Until last quarter, TripAdvisor had posted nearly two straight years of declines in the profitability of its core hotel segment. As recently as early 2016 that division had been booking adjusted earnings margins of 35%, but the rate collapsed to a low of 16% in the third quarter.
Profitability shot back up to 26% of sales over the holiday quarter even though the user base continued to migrate toward shopping on mobile devices. That success was powered by a sharp drop in marketing spending that also resulted in lower user growth. Executives said they are willing to trade a reduced growth rate for a more profitable business, though.
The non-hotel business is strong
While we continue to move our hotel business forward on a more sustainable path toward long-term profitable growth, we continue to rapidly scale our Non-Hotel segment.
The non-hotel business logged a 20% sales expansion in the fourth quarter, compared to a 3% decrease for the hotel segment. That made the segment worth 24% of the overall business, up from 15% in 2015.

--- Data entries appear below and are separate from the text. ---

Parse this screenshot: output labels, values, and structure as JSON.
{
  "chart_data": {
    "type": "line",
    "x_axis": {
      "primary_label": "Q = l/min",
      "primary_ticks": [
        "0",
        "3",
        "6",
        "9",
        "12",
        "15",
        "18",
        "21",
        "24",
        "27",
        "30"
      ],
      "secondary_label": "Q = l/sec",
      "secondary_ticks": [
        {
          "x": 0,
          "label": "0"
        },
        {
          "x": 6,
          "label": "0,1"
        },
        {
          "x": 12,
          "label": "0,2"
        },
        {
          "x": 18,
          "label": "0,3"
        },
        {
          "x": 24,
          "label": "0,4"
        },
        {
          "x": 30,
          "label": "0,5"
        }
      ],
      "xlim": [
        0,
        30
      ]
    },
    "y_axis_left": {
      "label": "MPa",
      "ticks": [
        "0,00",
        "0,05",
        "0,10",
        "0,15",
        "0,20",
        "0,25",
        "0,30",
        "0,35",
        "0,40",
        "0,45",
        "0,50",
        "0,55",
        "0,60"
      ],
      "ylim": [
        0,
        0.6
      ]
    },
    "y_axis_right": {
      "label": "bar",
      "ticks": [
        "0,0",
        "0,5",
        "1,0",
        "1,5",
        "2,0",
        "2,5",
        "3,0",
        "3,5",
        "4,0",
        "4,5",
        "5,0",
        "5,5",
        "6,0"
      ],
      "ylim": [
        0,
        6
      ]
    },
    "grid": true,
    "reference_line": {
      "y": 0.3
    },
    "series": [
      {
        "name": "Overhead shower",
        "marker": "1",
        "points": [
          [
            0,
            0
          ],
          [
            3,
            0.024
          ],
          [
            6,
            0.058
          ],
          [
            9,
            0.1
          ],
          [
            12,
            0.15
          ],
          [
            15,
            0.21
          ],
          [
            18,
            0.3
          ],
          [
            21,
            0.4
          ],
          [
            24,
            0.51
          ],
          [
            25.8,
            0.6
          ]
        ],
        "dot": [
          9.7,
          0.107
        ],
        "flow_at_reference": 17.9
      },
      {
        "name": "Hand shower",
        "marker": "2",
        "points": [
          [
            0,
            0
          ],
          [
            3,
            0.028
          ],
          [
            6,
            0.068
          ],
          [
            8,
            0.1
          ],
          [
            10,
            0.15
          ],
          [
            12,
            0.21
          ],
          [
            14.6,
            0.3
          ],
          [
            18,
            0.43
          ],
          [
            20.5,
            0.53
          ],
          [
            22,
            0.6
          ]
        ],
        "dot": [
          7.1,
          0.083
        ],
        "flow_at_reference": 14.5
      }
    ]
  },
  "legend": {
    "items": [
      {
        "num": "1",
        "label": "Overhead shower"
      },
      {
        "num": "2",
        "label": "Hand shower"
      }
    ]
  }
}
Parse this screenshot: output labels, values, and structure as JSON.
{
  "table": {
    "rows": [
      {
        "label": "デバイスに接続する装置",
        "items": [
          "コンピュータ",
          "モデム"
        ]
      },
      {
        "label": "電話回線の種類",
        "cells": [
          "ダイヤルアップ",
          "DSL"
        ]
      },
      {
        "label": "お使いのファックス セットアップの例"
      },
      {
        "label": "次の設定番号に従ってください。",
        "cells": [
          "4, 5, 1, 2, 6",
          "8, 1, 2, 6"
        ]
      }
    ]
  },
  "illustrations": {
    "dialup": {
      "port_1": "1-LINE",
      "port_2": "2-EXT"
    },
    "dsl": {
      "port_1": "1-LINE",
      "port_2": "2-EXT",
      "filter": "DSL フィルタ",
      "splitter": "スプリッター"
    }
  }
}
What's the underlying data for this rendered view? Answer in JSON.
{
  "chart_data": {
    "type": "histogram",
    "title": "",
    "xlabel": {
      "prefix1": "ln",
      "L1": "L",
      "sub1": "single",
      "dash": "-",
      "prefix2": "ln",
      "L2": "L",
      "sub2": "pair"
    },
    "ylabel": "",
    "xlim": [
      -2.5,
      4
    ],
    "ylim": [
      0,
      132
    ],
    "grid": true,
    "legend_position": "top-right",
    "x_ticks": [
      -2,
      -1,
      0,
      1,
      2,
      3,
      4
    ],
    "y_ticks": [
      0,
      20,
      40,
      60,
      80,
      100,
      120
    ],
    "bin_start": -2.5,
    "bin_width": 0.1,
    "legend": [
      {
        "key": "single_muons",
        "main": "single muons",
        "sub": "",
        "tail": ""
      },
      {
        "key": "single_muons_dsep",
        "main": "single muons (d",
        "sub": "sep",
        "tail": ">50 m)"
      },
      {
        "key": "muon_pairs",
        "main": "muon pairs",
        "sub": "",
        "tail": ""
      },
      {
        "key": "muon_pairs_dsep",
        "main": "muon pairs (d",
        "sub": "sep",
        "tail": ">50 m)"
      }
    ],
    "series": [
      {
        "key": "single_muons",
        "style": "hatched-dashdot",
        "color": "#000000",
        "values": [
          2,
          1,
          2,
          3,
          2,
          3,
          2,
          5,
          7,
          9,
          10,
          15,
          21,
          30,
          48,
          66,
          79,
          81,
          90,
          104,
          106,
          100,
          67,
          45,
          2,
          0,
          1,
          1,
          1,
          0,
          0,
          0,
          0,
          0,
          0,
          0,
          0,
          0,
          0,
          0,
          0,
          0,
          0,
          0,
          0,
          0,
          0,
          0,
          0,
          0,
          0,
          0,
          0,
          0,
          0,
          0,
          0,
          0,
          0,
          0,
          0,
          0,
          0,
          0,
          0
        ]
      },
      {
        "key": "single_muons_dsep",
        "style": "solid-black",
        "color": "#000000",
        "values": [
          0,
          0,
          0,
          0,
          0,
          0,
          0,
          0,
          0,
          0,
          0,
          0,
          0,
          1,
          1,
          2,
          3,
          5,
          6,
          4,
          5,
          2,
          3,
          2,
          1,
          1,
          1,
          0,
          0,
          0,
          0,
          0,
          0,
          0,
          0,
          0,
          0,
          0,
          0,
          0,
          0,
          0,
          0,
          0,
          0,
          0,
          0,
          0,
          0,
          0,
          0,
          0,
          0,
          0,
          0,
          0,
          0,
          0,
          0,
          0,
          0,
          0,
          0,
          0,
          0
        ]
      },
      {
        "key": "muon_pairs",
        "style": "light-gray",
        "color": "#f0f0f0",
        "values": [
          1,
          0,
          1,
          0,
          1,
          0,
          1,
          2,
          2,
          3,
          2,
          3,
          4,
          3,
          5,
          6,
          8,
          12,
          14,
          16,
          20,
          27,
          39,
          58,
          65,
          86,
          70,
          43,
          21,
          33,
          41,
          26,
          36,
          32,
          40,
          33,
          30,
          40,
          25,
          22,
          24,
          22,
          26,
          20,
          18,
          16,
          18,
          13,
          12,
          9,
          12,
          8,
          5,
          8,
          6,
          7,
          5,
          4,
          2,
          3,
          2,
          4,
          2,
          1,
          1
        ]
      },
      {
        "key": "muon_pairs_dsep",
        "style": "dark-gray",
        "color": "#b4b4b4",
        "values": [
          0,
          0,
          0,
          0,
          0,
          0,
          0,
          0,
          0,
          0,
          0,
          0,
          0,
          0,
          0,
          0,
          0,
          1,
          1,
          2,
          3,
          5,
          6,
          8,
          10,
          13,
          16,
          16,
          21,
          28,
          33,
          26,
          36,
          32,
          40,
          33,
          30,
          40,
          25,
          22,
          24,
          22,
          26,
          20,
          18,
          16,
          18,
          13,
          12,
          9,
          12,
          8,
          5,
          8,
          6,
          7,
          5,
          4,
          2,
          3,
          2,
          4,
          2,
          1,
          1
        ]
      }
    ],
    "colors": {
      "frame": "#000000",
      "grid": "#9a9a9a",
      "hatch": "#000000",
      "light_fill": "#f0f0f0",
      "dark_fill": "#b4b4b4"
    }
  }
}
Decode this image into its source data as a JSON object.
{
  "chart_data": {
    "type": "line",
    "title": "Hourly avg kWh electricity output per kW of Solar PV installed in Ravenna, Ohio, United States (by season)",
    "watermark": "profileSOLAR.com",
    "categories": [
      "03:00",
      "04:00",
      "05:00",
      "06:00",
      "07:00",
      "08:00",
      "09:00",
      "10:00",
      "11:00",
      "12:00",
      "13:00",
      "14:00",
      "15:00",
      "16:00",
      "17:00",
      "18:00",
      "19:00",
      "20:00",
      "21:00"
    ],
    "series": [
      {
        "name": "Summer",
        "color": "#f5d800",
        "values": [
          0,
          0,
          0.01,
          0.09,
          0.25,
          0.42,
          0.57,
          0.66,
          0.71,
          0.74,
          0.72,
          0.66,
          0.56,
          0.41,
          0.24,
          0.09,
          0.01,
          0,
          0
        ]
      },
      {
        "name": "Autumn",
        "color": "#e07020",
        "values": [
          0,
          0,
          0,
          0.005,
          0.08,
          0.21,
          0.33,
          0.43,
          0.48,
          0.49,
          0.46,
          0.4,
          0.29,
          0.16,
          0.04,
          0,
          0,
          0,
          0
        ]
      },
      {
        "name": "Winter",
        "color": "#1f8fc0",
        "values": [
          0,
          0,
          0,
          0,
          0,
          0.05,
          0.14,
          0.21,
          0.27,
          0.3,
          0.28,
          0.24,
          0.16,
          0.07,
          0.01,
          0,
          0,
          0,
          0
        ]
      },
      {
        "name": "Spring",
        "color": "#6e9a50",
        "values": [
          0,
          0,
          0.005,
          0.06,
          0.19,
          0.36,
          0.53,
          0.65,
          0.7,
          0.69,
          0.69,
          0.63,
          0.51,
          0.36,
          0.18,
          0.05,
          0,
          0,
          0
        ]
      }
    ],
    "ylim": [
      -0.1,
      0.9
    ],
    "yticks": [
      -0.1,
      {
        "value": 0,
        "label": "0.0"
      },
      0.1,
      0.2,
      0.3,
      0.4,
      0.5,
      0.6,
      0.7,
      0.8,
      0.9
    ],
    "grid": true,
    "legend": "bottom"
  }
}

The division was solidly profitable for the year, generating $45 million in adjusted earnings compared to a $28 million loss in 2016. Management has been bullish on the long-term potential for the attractions business, which is why they've aggressively added to the portfolio of bookable attractions. Investors can expect to hear more about this segment in 2018 as the company expands its offerings to target an estimated $110 billion global tours and activities market.
Slow growth ahead
We believe our addressable market opportunity, our unique competitive position and our growth strategy position us to return to double-digit revenue growth and adjusted EBITDA margins in excess of what we have operated to over the past couple of years.
Kaufer and his team are aiming to continue prioritizing improved profits from the hotel business in 2018. As a result, that segment should shrink slightly even as adjusted earnings hold roughly steady, they predict. That formula would result in a stabilizing profit trend following three consecutive annual declines. The hotel business shrank from a 37% margin in 2015 to a 24% margin in 2017.
The non-hotel portion will likely enjoy another year of strong sales gains, according to executives, but the focus for now is on capturing market share rather than generating profits. Put it all together, and it's possible TripAdvisor will endure its fourth straight year of declining operating income after the figure peaked at $340 million in 2014 before sinking to less than half that result over the past 12 months.